Nemifitide

Clinical data
- Routes of administration: Subcutaneous injection
- ATC code: none;

Legal status
- Legal status: In general: non-regulated;

Pharmacokinetic data
- Elimination half-life: 15-30 minutes

Identifiers
- IUPAC name (4R)-4-hydroxy-_{L}-prolyl-N^{5}-(diaminomethylidene)-_{L}-ornithylglycyl-N-[(2S)-2-amino-3-(4-fluorophenyl)propanoyl]-_{L}-tryptophanamide;
- CAS Number: 173240-15-8;
- PubChem CID: 6918348;
- ChemSpider: 5293552;
- UNII: RO19OXA9NG;

Chemical and physical data
- Formula: C_{33}H_{43}FN_{10}O_{6}
- Molar mass: 694.769 g·mol^{−1}
- 3D model (JSmol): Interactive image;
- SMILES C1[C@H](CN([C@@H]1C(=O)N[C@@H](CCCN=C(N)N)C(=O)NCC(=O)N[C@@H](CC2=CNC3=CC=CC=C32)C(=O)N)C(=O)[C@H](CC4=CC=C(C=C4)F)N)O;
- InChI InChI=1S/C33H43FN10O6/c34-20-9-7-18(8-10-20)12-23(35)32(50)44-17-21(45)14-27(44)31(49)43-25(6-3-11-39-33(37)38)30(48)41-16-28(46)42-26(29(36)47)13-19-15-40-24-5-2-1-4-22(19)24/h1-2,4-5,7-10,15,21,23,25-27,40,45H,3,6,11-14,16-17,35H2,(H2,36,47)(H,41,48)(H,42,46)(H,43,49)(H4,37,38,39)/t21-,23+,25+,26+,27+/m1/s1; Key:SGXPTOACEHQGHL-RCNLLYRESA-N;

= Nemifitide =

Chemical compound

Nemifitide (INN-00835) is a novel antidepressant drug with a pentapeptide structure similar to that of melanocyte-inhibiting factor (MIF-1) and the amino acid sequence 4-F-Phe-4-OH-Pro-Arg-Gly-Trp-NH_{2}. It is under development by Tetragenex (previously Innapharma, Inc.) for the treatment of major depressive disorder. It has been given to over 430 people over the course of 12 clinical trials throughout a little over the past decade and has reached Phase III studies, but has not yet been approved for marketing in any country.

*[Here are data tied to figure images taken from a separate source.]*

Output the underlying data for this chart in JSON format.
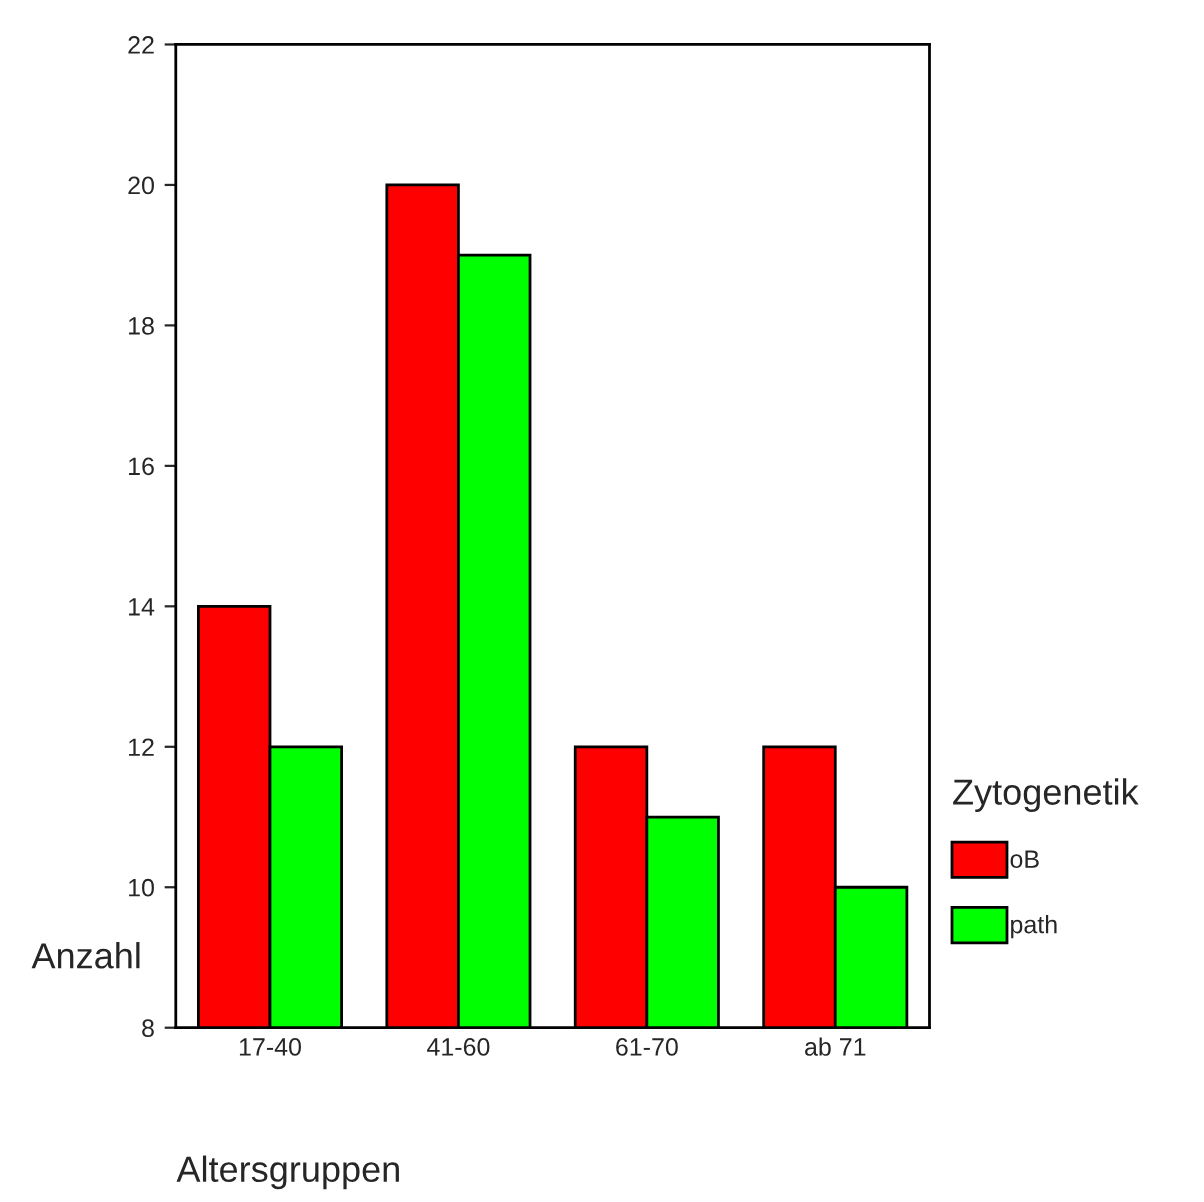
{
  "chart_data": {
    "type": "bar",
    "xlabel": "Altersgruppen",
    "ylabel": "Anzahl",
    "legend_title": "Zytogenetik",
    "categories": [
      "17-40",
      "41-60",
      "61-70",
      "ab 71"
    ],
    "series": [
      {
        "name": "oB",
        "color": "#ff0000",
        "values": [
          14,
          20,
          12,
          12
        ]
      },
      {
        "name": "path",
        "color": "#00ff00",
        "values": [
          12,
          19,
          11,
          10
        ]
      }
    ],
    "ylim": [
      8,
      22
    ],
    "yticks": [
      8,
      10,
      12,
      14,
      16,
      18,
      20,
      22
    ],
    "grid": false,
    "legend": "right"
  }
}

Nemifitide has shown mixed efficacy in alleviating depressive symptoms, but in the cases in which it has worked it has proven to have a rapid onset of action (~5–7 days), few to no side effects, and an excellent safety profile. However, it is inactive orally and must be administered via subcutaneous injection. Remarkably, despite having a very short half-life of only 15–30 minutes, in most or all studies assessing its efficacy nemifitide has been administered merely once daily via the subcutaneous route and yet is effective for depression.

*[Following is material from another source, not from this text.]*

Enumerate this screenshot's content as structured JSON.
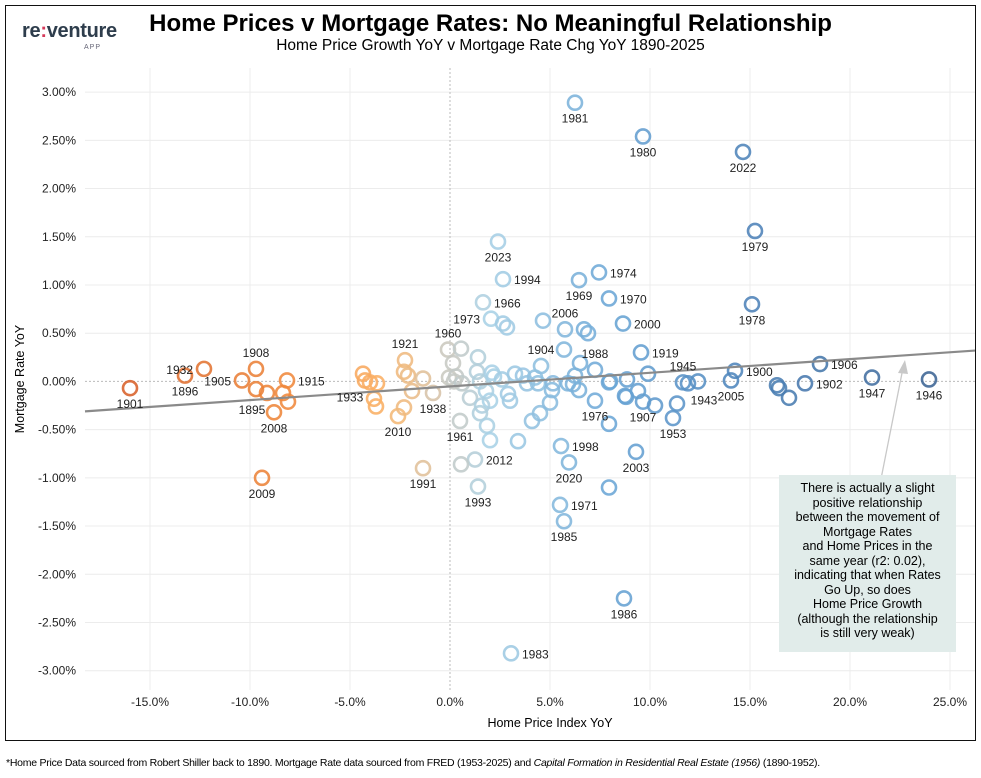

The mechanism of action of nemifitide is unclear, but since MIF-1 has been demonstrated to have similar antidepressant effects it may act in an analogous manner. Possibly of interest however is that nemifitide binds to several receptors including 5-HT_{2A} (where it has been shown to act as an antagonist), NPY_{1}, bombesin, and MC_{4} and MC_{5}, though at only micromolar concentrations. Whether any of these relatively weak actions are of any clinical significance is unclear.